Speaker
Description
We consider a version of the low-scale type I seesaw mechanism for generating small neutrino masses, as an alternative to the standard seesaw scenario. It involves two right-handed (RH) neutrinos $\nu_{1R}$ and $\nu_{2R}$ having a Majorana mass term with mass $M$, which conserves the lepton charge $L$. The RH neutrino $\nu_{2R}$ has lepton-charge conserving Yukawa couplings $g_{\ell 2}$ to the lepton and Higgs doublet fields, while small lepton-charge breaking effects are assumed to induce tiny lepton-charge violating Yukawa couplings $g_{\ell 1}$ for $\nu_{1R}$, $l=e,\mu,\tau$. In this approach the smallness of neutrino masses is related to the smallness of the Yukawa coupling of $\nu_{1R}$ and not to the large value of $M$: the RH neutrinos can have masses in the few GeV to a few TeV range. The Yukawa couplings $|g_{\ell 2}|$ can be much larger than $|g_{\ell 1}|$, of the order $|g_{\ell 2}| \sim 10^{-4} - 10^{-2}$, leading to interesting low-energy phenomenology.

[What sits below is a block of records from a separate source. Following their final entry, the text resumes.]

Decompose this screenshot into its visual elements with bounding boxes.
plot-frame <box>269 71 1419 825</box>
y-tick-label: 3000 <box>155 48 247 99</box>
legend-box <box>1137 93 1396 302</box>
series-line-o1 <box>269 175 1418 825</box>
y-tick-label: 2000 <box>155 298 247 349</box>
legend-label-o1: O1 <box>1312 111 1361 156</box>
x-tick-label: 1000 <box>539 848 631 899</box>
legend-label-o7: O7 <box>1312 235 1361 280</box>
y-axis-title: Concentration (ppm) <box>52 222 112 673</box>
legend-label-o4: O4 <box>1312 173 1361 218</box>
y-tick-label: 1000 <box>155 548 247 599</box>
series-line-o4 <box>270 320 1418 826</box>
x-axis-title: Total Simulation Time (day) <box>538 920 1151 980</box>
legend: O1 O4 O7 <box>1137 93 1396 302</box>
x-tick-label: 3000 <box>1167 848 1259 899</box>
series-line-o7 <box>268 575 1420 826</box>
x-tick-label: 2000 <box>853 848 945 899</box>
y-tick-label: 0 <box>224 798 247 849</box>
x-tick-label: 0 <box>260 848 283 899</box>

We consider a specific realisation of this scenario within the Froggatt-Nielsen approach to fermion masses. In this model the Dirac CP violation phase $\delta$ is predicted to have approximately one of the values $\delta \simeq \pi/4,\, 3\pi/4$, or $5\pi/4,\, 7\pi/4$, or to lie in a narrow interval around one of these values. The low-energy phenomenology of the considered low-scale seesaw scenario of neutrino mass generation is also briefly discussed.